Inhibitor drug 'primes' the body for anticancer immunotherapy


Wednesday, 25 August, 2021


Inhibitor drug 'primes' the body for anticancer immunotherapy

Combining a histone deacetylase inhibitor drug with immunotherapy agents is safe and may benefit some patients with advanced cancers that have not responded to traditional therapy, according to a Phase 1 clinical trial conducted by US researchers and published in the journal Clinical Cancer Research.

During the study, 33 patients with advanced solid tumours received the histone deacetylase inhibitor drug entinostat for two weeks. Then some patients received the immunotherapy agent nivolumab, a checkpoint inhibitor, in combination with the entinostat, while others received both nivolumab and a second checkpoint inhibitor agent, ipilimumab, after the initial dosing with entinostat.

Checkpoint inhibitors, such as nivolumab and ipilimumab, release important ‘brakes’ that permit the immune system to fight the cancer cells. Meanwhile, the epigenetic inhibitor drug entinostat has been shown in preclinical models and laboratory studies (which led to this current clinical trial) to drive changes in the chemical environment of cells to make them more amenable to immunotherapy. Study co-author Evanthia T Roussos Torres, an adjunct professor at Johns Hopkins University and assistant professor at the University of Southern California, said entinostat functioned as an immune system-priming agent prior to using immunotherapy in solid tumours that traditionally are nonresponsive to checkpoint inhibition therapy.

The study’s objective response rate, or percentage of patients whose cancer responded to therapy, was 16%. One patient with triple-negative breast cancer had a complete response, meaning a total shrinkage of the cancer. The median progression-free survival, or time until disease progression or death, was 6.1 months, and median overall survival was 10.6 months. Stable disease, considered the best response, was observed in 44% of participants. Clinical benefit rate, or the percentage of patients who achieved stable disease, or partial or complete response, was 60%.

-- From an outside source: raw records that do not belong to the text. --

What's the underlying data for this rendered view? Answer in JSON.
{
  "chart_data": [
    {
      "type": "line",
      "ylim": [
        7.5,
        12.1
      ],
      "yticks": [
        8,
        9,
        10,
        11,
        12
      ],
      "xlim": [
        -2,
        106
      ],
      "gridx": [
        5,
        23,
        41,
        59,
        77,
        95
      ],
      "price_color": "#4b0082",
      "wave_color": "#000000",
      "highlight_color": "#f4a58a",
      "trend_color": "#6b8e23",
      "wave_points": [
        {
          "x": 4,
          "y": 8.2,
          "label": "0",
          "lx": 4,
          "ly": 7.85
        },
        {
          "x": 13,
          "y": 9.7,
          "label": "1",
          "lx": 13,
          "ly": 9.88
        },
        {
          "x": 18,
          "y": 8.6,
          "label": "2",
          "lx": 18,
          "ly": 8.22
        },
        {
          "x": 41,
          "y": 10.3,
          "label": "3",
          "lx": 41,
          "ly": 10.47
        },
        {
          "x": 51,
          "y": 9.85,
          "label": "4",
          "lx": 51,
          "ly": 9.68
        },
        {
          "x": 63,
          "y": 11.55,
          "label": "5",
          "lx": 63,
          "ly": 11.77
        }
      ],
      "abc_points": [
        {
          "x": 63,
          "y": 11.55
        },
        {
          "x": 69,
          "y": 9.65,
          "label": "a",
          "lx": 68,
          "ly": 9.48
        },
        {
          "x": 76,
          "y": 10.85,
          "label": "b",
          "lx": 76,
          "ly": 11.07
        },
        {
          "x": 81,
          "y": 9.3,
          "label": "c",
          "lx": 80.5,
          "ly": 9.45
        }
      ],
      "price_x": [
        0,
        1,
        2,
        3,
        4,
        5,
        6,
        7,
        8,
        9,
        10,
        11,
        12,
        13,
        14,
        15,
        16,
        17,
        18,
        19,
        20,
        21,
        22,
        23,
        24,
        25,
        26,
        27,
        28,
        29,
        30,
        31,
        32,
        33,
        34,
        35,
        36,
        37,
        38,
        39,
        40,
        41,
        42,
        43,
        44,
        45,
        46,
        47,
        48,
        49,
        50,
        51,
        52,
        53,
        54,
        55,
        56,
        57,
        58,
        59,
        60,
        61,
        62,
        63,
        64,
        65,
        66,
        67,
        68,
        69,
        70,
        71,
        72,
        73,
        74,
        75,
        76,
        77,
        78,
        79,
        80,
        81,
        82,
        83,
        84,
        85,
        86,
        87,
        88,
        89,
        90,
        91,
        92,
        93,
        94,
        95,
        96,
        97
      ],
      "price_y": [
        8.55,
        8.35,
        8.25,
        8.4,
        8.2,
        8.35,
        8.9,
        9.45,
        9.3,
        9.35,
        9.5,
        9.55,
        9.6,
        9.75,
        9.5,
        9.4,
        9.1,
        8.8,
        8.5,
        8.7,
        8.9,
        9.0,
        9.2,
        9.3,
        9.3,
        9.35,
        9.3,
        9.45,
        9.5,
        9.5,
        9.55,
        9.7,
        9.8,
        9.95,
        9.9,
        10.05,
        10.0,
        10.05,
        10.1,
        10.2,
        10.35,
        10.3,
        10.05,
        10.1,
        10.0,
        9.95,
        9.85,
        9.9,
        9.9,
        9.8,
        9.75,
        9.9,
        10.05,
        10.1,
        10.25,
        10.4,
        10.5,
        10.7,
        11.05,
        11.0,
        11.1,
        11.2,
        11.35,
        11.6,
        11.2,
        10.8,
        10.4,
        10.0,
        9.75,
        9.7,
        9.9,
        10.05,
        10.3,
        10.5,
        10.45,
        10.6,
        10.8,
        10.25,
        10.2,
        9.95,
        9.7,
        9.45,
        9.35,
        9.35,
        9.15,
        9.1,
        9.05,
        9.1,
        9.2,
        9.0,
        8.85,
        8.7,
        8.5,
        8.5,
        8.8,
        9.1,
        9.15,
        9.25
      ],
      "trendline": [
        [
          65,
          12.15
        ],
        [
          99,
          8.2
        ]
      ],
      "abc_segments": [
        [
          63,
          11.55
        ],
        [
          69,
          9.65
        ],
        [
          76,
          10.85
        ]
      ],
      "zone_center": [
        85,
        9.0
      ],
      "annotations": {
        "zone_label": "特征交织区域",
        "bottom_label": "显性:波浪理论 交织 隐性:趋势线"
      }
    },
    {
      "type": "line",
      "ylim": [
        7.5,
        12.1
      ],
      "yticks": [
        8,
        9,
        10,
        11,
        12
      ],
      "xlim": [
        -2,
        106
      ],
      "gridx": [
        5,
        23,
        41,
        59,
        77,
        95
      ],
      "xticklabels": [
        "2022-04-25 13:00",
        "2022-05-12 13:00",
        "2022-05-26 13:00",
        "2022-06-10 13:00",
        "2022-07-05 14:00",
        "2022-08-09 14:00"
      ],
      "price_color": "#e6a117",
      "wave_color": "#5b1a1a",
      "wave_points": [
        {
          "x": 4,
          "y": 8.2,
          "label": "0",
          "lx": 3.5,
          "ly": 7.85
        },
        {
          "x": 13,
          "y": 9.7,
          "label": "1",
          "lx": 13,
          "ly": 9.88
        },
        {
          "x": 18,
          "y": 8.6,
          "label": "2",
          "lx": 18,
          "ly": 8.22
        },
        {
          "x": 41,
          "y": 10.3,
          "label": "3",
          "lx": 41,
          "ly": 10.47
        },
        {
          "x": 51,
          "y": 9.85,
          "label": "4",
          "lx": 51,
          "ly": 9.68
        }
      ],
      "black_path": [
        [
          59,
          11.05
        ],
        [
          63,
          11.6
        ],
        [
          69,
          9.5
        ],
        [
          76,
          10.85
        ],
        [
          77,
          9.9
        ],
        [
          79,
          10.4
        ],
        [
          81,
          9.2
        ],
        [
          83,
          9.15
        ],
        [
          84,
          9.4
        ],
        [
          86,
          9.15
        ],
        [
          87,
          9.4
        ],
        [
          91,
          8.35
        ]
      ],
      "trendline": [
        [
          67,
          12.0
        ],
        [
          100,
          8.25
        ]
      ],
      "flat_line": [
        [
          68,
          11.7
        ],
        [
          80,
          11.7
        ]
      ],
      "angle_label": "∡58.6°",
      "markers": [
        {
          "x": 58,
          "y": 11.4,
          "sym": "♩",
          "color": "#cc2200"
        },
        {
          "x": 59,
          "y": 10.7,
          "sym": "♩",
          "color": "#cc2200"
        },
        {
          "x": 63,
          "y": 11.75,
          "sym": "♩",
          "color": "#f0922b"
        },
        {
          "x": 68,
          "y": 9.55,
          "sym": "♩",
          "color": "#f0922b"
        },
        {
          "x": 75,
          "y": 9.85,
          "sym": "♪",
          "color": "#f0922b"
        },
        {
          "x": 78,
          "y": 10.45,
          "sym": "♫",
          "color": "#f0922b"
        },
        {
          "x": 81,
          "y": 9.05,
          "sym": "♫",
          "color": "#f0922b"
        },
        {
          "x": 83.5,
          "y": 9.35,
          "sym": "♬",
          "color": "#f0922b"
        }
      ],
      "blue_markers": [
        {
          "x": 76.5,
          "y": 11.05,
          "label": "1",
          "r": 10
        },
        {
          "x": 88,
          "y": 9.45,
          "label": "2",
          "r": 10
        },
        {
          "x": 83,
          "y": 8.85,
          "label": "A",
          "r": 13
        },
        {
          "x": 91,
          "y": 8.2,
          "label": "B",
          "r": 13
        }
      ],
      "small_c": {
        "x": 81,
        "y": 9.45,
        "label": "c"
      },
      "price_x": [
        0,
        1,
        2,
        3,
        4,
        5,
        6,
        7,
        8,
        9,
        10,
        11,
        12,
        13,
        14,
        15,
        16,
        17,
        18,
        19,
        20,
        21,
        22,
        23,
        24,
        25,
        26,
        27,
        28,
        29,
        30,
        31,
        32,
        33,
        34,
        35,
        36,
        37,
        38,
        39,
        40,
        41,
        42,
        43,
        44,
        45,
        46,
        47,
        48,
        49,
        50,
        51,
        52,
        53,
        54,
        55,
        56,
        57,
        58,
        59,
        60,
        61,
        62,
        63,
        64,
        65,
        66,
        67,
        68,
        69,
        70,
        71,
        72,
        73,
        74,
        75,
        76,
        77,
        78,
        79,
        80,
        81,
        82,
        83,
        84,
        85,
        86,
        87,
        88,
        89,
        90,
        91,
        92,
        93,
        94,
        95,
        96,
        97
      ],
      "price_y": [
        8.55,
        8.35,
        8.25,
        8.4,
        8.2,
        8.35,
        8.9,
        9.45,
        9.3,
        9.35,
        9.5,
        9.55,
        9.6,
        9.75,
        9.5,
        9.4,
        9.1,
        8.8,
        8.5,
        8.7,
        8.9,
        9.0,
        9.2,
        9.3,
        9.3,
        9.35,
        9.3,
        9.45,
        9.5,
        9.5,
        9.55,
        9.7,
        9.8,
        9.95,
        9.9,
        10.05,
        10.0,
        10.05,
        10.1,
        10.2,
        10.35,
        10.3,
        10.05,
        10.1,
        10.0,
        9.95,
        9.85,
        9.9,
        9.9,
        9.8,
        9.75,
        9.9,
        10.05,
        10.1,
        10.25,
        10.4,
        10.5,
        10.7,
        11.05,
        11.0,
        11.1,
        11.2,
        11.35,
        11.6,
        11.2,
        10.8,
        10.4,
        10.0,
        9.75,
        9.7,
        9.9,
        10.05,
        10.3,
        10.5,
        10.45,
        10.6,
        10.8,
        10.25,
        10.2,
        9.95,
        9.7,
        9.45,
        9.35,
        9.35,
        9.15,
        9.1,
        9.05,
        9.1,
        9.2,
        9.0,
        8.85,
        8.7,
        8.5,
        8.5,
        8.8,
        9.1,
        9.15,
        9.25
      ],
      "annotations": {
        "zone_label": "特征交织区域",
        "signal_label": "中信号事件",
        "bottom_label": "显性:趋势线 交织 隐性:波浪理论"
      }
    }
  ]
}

Because the cancer types included in the study are not felt to have high response rates to immune checkpoint therapy, these preliminary results are very promising. Treatment-related adverse events were mostly low grade, and included fatigue, nausea, anaemia and diarrhoea.

“One of the major findings of our study is that this is a safe and tolerable combination of therapies,” Prof Roussos Torres said. “There aren’t very many trials investigating dual immune checkpoint inhibition in combination with other novel therapeutics. We determined a safe, tolerable dose with this combination that had very few adverse effects. That is significant.”

The researchers collected blood and tumour samples from patients before and after the two weeks of entinostat to assess the impact of the entinostat on the immune system, and also after the addition of the immune checkpoint agents to evaluate the effect of each of the treatments on the immune environment. The study team found a significant increase in the ratio of CD8/FoxP3 gene expression in tumours following checkpoint inhibitor treatment but not after entinostat treatment alone. This suggests that the combination therapy helped increase both cytotoxic immune system T cells — immune cells that directly kill cancer cell — as well as decrease immune system T regulatory cells — immune cells that modulate the immune response — which equalled a stronger immune response, Prof Roussos Torres said.

The most robust increases in CD8/FoxP3 ratio were observed in two patients with HR-positive breast cancer who experienced a partial response and stable disease. Three additional patients who experienced stable disease had adenocarcinoma, a cancer of glandular tissue.

The complete response in a patient with breast cancer was described as “a promise that there may be a role for this combination of therapies in breast cancers”, said senior study author Roisin M Connolly, an adjunct professor at Johns Hopkins and Chair in Cancer Research at University College Cork and Cork University Hospital.

“Immunotherapy hasn’t been as big a blockbuster to date in advanced breast cancer as in other cancers, such as lung cancers or melanoma,” Prof Connolly said. “This study paves the way for novel combination therapies that have the potential to improve response rates to immune checkpoint inhibitors in traditionally less-responsive tumour types.”

This drug combination is being investigated further in a group of 24 patients with HER2-negative breast cancer. Dr Vered Stearns, Director of the Women’s Malignancies Disease Group at Johns Hopkins’ Sidney Kimmel Comprehensive Cancer Center, said, “We are excited to have completed accrual to these ongoing studies in advanced HER2-negative breast cancer, and expect to report on these findings later this year.”